In the Middle Ages, each play was performed on its own cart. Viewers could watch every one as they rolled by or wander about, picking and choosing their favorite stories. At the York revival, those stories, each running between 10 and 20 minutes, have been joined into a continuous epic. These include the enraged Herod’s massacre of the innocents, Joseph’s struggles with his wife’s divine pregnancy, and the grief of the apostles after Jesus’ bloody end. The plays run sequentially from the Creation through to the Last Judgment, with most focused on the events of the New Testament.
In the process of adaptation, Poulton kept much of the original language. Characters speak in the same sort of jaunty alliterative verse as their medieval predecessors, and archaic words add historical flavor to the performance—expect to be Googling the definitions of “mickle” and “ilke” during intermission.
“Everybody cites the York plays as the gold standard of mysteries—they have a very long and impressive tradition,” says Dr. Sue Niebrzydowski, Senior Lecturer in Medieval English Literature at Bangor University. This tradition, she says, heavily influenced later English playwrights like Christopher Marlowe. She notes too that the plays would have been an important source of Biblical information for their largely illiterate audience. “It’s like seeing your church wall paintings brought to life,” she adds.
Vivienne Faull, the Dean of the minster, also stressed the importance for medieval audiences of witnessing the plays. “They’re from a time when visual culture and aural culture were tremendously important, in a way they perhaps haven’t been since the advent of print,” she says.

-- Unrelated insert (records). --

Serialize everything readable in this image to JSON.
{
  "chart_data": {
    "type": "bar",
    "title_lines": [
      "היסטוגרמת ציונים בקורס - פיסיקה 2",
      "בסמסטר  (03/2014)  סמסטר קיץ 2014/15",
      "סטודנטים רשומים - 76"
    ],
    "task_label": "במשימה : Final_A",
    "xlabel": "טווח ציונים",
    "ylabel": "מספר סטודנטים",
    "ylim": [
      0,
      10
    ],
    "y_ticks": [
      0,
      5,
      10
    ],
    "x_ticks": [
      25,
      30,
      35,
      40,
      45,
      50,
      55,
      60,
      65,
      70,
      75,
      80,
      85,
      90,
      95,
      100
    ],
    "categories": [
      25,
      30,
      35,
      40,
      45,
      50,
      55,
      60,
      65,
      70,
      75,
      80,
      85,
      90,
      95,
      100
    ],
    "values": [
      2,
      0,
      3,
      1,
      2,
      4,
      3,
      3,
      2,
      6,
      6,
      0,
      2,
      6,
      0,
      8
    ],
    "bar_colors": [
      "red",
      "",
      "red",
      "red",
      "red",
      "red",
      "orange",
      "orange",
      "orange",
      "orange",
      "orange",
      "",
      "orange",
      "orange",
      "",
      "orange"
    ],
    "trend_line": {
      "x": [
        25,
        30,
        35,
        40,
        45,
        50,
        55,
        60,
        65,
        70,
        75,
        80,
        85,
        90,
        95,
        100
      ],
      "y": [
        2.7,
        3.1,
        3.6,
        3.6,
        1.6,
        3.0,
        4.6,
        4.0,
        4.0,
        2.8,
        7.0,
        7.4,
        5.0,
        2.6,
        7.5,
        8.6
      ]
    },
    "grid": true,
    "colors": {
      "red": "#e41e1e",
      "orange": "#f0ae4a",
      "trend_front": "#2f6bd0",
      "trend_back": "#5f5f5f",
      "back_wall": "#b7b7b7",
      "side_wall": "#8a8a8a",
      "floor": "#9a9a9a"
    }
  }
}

The York plays as they are performed today are a heavily visual phenomenon. Big crowds of actors gather on stage to stone the adulteress or witness the Crucifixion; floodwaters (in the form of huge sheets of undulating blue fabric) cover the stage as the door of the Ark is closed, and the cycle ends with a great battle between the white-robed angels and their skeletal demonic counterparts at the Last Judgment.
The 2016 revival is only the second time the plays have ever been performed within the magisterial York Minster. It is also the first recorded instance since 1569 that the cycle has been put on during the festival of Corpus Christi, as it was in the Middle Ages. Faull hopes that this recaptures some of the spirit of the original performances, which took place during large community celebrations and helped to bring the town together. Massive amounts of planning have gone into this revival—those organizing it have had to work around the Minster’s demands as a tourist attraction, protected historical site, and active place of worship. Faull says that there is no telling when—or if—the plays will be performed here again.
Despite their religious content, producer Nicola Corp stresses that the plays are accessible to audiences of all creeds or none. “It’s just as much a fantastic theatrical extravaganza as a spiritual experience, as just as moving regardless of faith,” she says. “It’s a story of good and evil, life and death, and it’s fundamentally an epic and deeply moving staging of the human story.”
Poulton agrees, adding that “all good plays show the facts of life, the truth of life—suffering, faith, joy—and this one gives you months’ worth to think about.”